伊山さん:去年できなかった分、チャレンジしたかった事ができた時や、苦手だったお酒を美味しいと思うことができたり、いろいろな事に挑戦できたりしている自分の余裕に幸せを感じます。

 

今後の展望

金谷移住者 伊山志織さん
ずっと嫌だった「器用貧乏」も、今は悪くないと思える。

 

ー 今後の展望を教えてください。

 

伊山さん:自分の毎日を充実させること。3.65ワークスを金谷で発信して形にしていきたいです。

 

ー 大切にしたい事は何ですか?

 

伊山さん:ついつい、人と比べて自分を否定しがちになりますが、自分は自分の目標にむかって、しっかりと自分軸をもってやっていきたいです。人が集まる所だからこそ、人と比べずに自分をきちんと大切にしたいと思います。

 

ー これは個人的に伺いたいのですが、伊山さんは何にでも興味があって、何でもできるというイメージが強いです。実際に周りにそのように思われていることに対してどう思いますか?

 

伊山さん:私は器用貧乏の完璧主義者。周りの人から褒めてもらえればもらうほど、しんどかった。「自分は全然できていないのに」って。でも最近は素直になろうと思っています。褒めてもらえるってことは、「自分は自分が思うよりも、できているんだ」って思えるようになったし、今までは「自分は何もできないし何もしていない」と思っていたけど、褒め言葉を素直に受け止められるようになってきました。

 

ー 器用貧乏で一つの事を掘り下げられずに悩む人は多いと思います。そんな人に向けて何かメッセージをもらえますか?

 

伊山さん:人って自分が思っているほど他人の事を気にしていないから、完璧主義じゃなくていい(笑) ひとつのことを突き詰められない自分に自信をなくしてしまう時もあるけど、周りばっかり見て焦らないで色々な事が出来る器用な自分を楽しみましょう!って私も自分に言い聞かせながら頑張ります!(笑)

 

金谷移住検討中の方へ一言

金谷移住者 伊山志織さん

 

ー では最後に金谷移住検討中の方にメッセージをお願いします。

 

伊山さん:不安に思わなくても意外と大丈夫だから、とりあえず来たらいいと思います。合わなかったらやめたらいいだけですし。

 

後記

同じ関西出身の伊山さんとは、筆者が金谷に移住した頃からよく話をしていた。なんでも器用にできて、知識も豊富で物知りの彼女の事を本当にすごいなぁと思っていたし、そんな彼女が移住してきてくれて筆者のテンションもこれまでになく上がったのだ。

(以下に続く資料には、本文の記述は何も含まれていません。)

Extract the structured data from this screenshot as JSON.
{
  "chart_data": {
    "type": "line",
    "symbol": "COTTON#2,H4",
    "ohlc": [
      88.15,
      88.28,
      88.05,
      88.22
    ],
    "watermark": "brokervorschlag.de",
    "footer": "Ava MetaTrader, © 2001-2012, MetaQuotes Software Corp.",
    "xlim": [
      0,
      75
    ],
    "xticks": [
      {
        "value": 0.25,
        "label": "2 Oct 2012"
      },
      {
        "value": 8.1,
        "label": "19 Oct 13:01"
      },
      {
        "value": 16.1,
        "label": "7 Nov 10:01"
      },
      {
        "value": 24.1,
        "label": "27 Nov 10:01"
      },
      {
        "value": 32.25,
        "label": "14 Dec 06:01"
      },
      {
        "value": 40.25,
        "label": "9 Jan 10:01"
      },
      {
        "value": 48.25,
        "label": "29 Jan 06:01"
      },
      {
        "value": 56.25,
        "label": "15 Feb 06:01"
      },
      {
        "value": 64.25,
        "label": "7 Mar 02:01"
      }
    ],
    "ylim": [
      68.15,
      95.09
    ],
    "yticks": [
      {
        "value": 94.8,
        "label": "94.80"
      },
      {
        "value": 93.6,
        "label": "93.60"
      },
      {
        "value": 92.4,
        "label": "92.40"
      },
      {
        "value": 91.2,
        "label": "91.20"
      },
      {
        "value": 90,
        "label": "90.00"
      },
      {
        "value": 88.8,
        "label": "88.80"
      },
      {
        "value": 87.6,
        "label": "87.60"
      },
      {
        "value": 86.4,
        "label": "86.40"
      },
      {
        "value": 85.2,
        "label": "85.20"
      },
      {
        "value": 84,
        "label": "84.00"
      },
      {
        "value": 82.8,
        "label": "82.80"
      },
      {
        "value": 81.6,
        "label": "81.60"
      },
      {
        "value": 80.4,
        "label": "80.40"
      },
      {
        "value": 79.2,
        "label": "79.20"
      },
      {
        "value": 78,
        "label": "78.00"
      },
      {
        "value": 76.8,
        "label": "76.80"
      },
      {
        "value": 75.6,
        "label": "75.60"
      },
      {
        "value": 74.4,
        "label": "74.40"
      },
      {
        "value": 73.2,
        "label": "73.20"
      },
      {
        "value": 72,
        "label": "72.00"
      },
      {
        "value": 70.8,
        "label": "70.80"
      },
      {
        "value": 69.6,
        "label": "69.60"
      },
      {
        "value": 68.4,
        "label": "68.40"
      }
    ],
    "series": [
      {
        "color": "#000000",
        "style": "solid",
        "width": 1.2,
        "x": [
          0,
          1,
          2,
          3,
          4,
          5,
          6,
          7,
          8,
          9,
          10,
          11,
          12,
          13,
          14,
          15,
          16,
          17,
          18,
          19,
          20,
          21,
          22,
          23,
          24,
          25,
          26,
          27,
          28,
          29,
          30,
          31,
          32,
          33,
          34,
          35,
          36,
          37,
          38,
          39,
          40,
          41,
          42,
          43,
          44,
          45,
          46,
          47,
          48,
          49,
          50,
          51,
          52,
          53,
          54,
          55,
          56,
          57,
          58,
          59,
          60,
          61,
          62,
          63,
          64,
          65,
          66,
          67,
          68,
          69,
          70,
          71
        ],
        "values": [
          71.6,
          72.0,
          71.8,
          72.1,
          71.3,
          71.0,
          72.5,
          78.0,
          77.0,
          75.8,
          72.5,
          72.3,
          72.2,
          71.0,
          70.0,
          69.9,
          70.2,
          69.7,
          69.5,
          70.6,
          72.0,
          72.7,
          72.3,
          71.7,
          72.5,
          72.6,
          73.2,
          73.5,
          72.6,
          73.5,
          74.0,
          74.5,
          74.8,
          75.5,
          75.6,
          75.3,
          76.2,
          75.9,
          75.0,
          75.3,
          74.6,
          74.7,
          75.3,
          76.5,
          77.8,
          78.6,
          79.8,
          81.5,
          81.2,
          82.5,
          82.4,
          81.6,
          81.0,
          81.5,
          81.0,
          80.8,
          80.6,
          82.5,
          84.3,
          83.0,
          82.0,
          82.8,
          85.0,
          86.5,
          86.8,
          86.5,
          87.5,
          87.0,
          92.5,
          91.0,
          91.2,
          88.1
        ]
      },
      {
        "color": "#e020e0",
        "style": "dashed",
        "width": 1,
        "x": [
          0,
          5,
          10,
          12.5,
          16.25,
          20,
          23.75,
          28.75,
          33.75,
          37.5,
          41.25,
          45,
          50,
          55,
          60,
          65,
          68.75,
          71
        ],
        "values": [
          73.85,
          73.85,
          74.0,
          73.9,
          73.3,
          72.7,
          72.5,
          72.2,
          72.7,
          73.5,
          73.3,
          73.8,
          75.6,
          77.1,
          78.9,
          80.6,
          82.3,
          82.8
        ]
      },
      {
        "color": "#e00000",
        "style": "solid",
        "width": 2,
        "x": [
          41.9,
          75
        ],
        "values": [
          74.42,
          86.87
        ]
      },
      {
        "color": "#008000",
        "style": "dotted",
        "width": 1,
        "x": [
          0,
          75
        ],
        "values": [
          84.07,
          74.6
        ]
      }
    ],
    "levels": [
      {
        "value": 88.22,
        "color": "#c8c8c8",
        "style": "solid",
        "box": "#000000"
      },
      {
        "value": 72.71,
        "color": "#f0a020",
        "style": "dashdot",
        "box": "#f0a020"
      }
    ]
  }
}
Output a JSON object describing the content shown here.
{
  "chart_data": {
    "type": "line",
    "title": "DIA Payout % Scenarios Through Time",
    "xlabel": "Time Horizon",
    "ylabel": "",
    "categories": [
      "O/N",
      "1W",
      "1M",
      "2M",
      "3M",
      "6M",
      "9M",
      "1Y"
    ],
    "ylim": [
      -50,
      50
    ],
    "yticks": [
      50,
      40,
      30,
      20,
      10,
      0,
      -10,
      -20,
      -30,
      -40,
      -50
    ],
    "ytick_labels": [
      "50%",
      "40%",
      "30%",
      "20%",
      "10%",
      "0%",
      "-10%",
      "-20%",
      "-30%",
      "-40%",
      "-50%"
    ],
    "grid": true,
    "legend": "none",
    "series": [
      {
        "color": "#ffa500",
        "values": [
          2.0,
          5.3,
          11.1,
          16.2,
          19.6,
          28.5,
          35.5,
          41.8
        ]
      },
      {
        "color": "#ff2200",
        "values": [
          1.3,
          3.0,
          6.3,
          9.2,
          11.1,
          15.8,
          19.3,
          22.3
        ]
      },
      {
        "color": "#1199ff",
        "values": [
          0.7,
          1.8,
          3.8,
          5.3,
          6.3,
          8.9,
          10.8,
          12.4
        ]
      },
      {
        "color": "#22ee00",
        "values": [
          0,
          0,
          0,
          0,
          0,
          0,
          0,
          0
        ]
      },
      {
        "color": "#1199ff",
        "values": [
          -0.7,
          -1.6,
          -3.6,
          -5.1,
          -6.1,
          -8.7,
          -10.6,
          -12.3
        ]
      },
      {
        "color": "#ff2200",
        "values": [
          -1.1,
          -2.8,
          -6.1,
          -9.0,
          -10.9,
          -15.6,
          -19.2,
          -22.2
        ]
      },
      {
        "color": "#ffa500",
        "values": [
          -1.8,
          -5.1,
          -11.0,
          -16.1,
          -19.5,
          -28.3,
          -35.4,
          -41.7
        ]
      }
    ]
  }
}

周りから「すごい」と思われていることと裏腹に自身のことを“器用貧乏”と悩む彼女。伊山さんのように同じような悩みを抱えている人も多いのではないだろうか。そんな彼女からのメッセージは誰よりも心に響き、「自分も大丈夫だ、楽しくいよう」と思わせてくれる。

関西弁と持ち前の明るさでみんなを和ませてくれる彼女の存在は、確実に金谷の街の新しい風となっている。そしてまた一人、WEBフリーランス以外の移住者が来てくれて筆者も心強く、今後一緒に何かを作り出すことが楽しみで仕方ないのである。